Ileana Heer Castelletti vit au Tessin et est amie avec Lisa Bosia Mirra, la Grande Conseillère du SP du Tessin qui s’implique dans sa propre organisation humanitaire «Firdaus» pour les personnes en mouvement. Elle a organisé plusieurs marches de solidarité pour les droits de l’homme, dont une à travers la Suisse, pour attirer l’attention sur la situation précaire des réfugiés en Europe. Lisa Bosia Mirra, condamnée par la justice pour ses actions, en particulier d’avoir aider des réfugiés mineurs non accompagnés, à passer la frontière italo-tessinoise, ne baisse pas pour autant la garde .

« Quand on fait ce travail, on se sent très seul. Les douaniers suisses à Chiasso ont renvoyé tous ces mineurs non accompagnés en Italie. On prépare des repas chauds quant amène à la gare de Como. Les autorités suisses n’écoutent pas leurs histoires, les renvoient sans même savoir ce qu’ils ont vécu. Parmi eux, il y a des enfants torturés, des filles violées. Il sont tous mineurs. ce que font les autorités tessinoises va à l’encontre de la Convention européenne de droits de l’homme ! »
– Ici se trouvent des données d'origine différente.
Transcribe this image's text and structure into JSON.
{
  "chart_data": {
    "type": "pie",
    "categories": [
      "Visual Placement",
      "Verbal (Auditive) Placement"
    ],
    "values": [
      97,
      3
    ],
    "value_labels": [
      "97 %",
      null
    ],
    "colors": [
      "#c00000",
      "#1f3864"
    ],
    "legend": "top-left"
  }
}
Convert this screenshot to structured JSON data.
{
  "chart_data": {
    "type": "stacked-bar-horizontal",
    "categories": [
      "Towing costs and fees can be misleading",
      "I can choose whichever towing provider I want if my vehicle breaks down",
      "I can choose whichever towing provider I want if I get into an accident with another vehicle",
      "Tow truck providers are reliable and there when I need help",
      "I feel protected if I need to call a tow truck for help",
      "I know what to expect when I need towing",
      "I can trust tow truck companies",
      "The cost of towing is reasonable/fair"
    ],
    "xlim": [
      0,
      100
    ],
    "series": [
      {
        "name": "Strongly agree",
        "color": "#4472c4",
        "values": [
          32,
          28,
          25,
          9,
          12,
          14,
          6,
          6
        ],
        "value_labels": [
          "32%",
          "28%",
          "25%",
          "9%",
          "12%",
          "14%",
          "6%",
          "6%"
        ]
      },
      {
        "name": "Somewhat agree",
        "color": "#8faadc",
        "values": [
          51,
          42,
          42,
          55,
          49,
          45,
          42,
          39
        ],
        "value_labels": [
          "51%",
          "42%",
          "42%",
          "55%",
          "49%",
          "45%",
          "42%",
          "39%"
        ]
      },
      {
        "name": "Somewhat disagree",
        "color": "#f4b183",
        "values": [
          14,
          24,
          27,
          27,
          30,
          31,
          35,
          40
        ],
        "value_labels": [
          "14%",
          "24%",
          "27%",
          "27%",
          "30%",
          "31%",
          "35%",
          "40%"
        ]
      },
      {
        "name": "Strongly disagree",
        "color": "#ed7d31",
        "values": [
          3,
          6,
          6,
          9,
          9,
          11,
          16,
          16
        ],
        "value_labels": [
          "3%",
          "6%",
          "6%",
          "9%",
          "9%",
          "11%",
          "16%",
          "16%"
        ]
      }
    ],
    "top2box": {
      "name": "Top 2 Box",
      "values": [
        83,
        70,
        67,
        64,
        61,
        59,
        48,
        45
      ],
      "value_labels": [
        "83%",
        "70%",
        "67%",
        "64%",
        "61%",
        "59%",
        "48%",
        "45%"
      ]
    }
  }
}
Le tandem de cinéastes ont choisi de montrer des personnes d’horizons divers, de milieux sociaux variés parmi lesquelles Thomas Hirschi, éleveur de bétail, boucher, fermier, vit à Boltigen dans le Simmental. Grâce à sa petite amie Sarah Gerber, Thomas Hirschi est entré en contact avec le mouvement des bénévoles. Ensemble, ils se rendent plusieurs fois en Grèce pour aider les réfugiés sur place. Cette expérience change définitivement sa vision de la question de la migration. Son témoignage est particulièrement fort et poignant, démontrant que l’on peut changer diamétralement d’idées politiques et de convictions sur les réfugiés en les côtoyant et apprenant à le connaître. Tour en parlant des autres, on perçoit en filigrane que Thomas Hirschi parle de sa propre évolution :

« Les gens s’agacent que je parte d’aller aider à Lesbos et disent qu’on a aussi besoin d’aide dans les homes pour personnes âgées en Suisse. A Lesbos, j’ai vécu une expérience cruciale, je vois les réfugiés sous un autre angle. Les gens qui me connaissent bien disent que j’ai changé. La peur est infondée que les réfugiés vont tout nous prendre. On a une vie ici, eux n’ont rien. Les gens ont l’impression d’avoir de gros problèmes, leurs problèmes sont minimes comparés à ceux de refuges. Je crois que tant qu’on n’a pas vu leur réalité de ses propres yeux, on ne peut pas comprendre. »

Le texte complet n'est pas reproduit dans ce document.